UNITED STATES DISTRICT COURT FOR THE NORTHERN DISTRICT OF ILLINOIS EASTERN DIVISION

BERNARD MCKINLEY,

Plaintiff,

v. No. 22 CV 5459

DAVID GOMEZ, ROB JEFFREYS, Judge Manish S. Shah LUSECITA GALINDO, MARLENE HENZE, and WEXFORD HEALTH SOURCES, INC.,

Defendants.

ORDER

Defendant Wexford Health Sources’s motion to dismiss, [70], is granted. Plaintiff’s claim against defendant Wexford is time-barred. Defendant Rob Jeffreys’s motion to dismiss, [77], is granted. Plaintiff fails to state a claim for individual liability under 42 U.S.C. § 1983 against defendant Jeffreys. The parties shall file a joint status report with a proposal for completing any remaining discovery (including expert discovery) by September 10, 2024.

STATEMENT

Plaintiff Bernard McKinley1 contracted COVID-19 while in the custody of the Illinois Department of Corrections at the Stateville Correctional Center. [62] ¶¶ 9– 12.2 On January 4, 2022, IDOC medical staff tested McKinley and his cellmate for COVID-19. Id. ¶ 16. Staff did not disclose the results of the tests to McKinley or his cellmate.
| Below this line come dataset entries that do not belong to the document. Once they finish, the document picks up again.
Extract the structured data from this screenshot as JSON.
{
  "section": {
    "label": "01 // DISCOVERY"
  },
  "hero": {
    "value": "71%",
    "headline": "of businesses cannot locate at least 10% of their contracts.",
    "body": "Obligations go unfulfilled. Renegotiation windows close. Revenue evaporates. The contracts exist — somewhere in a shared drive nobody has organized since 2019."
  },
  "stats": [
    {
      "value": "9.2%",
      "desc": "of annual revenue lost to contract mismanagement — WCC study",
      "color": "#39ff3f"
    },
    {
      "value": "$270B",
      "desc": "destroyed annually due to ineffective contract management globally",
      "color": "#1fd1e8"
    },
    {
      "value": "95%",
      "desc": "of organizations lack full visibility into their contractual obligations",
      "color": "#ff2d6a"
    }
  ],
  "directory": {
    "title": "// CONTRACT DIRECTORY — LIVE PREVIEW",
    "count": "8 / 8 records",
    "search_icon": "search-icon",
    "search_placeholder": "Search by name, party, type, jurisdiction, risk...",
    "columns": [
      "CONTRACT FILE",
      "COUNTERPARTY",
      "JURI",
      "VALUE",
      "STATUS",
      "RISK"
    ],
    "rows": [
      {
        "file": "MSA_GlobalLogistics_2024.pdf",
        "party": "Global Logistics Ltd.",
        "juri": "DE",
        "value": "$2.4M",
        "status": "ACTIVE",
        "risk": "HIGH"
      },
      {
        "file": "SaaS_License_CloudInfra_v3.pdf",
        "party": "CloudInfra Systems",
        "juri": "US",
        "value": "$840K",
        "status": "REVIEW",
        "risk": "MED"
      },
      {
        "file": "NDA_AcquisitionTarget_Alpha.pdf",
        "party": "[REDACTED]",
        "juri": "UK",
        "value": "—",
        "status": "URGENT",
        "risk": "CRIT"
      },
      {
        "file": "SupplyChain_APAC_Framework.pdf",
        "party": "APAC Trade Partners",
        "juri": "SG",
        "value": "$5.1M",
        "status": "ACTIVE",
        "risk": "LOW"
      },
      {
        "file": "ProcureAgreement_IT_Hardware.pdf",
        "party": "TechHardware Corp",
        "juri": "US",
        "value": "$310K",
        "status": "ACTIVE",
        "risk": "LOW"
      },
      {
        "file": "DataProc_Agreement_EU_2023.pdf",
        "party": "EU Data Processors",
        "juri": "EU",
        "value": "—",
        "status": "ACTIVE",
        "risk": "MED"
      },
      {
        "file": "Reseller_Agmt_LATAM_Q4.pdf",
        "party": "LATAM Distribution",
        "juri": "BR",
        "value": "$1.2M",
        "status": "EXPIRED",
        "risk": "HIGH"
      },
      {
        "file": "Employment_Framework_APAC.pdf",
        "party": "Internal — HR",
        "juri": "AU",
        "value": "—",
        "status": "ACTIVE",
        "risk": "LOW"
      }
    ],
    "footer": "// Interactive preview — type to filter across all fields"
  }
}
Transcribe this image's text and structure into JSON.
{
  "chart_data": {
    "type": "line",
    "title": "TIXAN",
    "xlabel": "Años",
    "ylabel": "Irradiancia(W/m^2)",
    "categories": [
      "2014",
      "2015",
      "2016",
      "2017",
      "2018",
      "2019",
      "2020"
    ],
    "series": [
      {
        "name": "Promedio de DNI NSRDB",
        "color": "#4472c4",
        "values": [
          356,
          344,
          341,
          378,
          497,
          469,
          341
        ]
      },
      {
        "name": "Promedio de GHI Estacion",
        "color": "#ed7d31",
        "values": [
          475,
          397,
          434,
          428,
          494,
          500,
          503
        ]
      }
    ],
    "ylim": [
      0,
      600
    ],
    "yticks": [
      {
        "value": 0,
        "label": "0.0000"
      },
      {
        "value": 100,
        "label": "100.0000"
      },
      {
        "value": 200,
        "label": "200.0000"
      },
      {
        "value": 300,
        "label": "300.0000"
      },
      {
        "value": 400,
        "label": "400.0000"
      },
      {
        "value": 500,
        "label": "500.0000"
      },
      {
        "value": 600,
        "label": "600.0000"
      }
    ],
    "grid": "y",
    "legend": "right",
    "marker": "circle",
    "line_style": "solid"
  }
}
Id. Four days later, staff tested McKinley again for COVID-19. Id. ¶ 17. They informed McKinley that his cellmate had tested positive on January 4th. Id. The same day, McKinley filed an emergency grievance with Stateville’s warden, David Gomez, stating that Gomez, IDOC Director Rob Jeffreys, and Stateville health care staff had created an unsafe prison environment by forcing inmates to share social spaces with those who tested positive for COVID-19. Id. ¶ 18. Warden Gomez

1 Plaintiff’s first name is also spelled “Benard” in the amended complaint and briefs. I use the spelling of plaintiff’s name as he filed it in his original complaint, [1]. 2 Bracketed numbers refer to entries on the district court docket. Referenced page numbers are taken from the CM/ECF header placed at the top of filings. The facts are taken from plaintiff’s amended complaint, [62]. responded to McKinley’s emergency grievance two weeks later stating that the grievance did not constitute an emergency. Id. ¶ 26. McKinley developed symptoms of COVID-19. [62] ¶ 21. On January 18, Dr. Marlene Henze (site medical director and Wexford employee) told McKinley that he had tested positive on January 8 and that he was being taken off quarantine status. Id. ¶ 23. This was the first time McKinley learned that he had tested positive for COVID-19. Id. McKinley, who has asthma, continues to experience “Long COVID” symptoms including anxiety, severe headaches, difficulty breathing, high blood pressure, and chest pains. Id. ¶ 35. McKinley brings suit under 42 U.S.C. § 1983 against Warden Gomez, Dr. Henze, and Lusecita Galindo (health care unit administrator and IDOC employee) alleging that they knew and disregarded the substantial risk of serious harm posed by COVID-19 to McKinley in violation of the Eighth Amendment. [62] ¶ 42. He brings a claim against Wexford Health Sources alleging that Wexford failed to adequately train and supervise its staff and permitted the widespread practice of forcing COVID- positive inmates to share spaces with those who tested negative. Id. ¶¶ 45–50. He also brings a § 1983 claim against Jeffreys and Gomez in their individual capacities for failure to isolate COVID-positive inmates. Id. ¶¶ 51–55. Defendants Wexford and Jeffreys move to dismiss the amended complaint. [70], [77]. For the reasons discussed below, the motions are granted. I. Legal Standard

A complaint must contain “a short and plain statement” showing that the plaintiff is entitled to relief. Fed. R. Civ. P. 8(a)(2); Ashcroft v. Iqbal, 556 U.S. 662, 677–78 (2009). To survive a Rule 12(b)(6) motion to dismiss, a plaintiff must allege facts that “raise a right to relief above the speculative level.” Twombly, 550 U.S. at 555 (citation omitted). At this stage, I accept all factual allegations in the complaint as true and draw all reasonable inferences in the plaintiff’s favor, disregarding legal conclusions or “[t]hreadbare recitals” supported by only “conclusory statements.” Iqbal, 556 U.S. at 678.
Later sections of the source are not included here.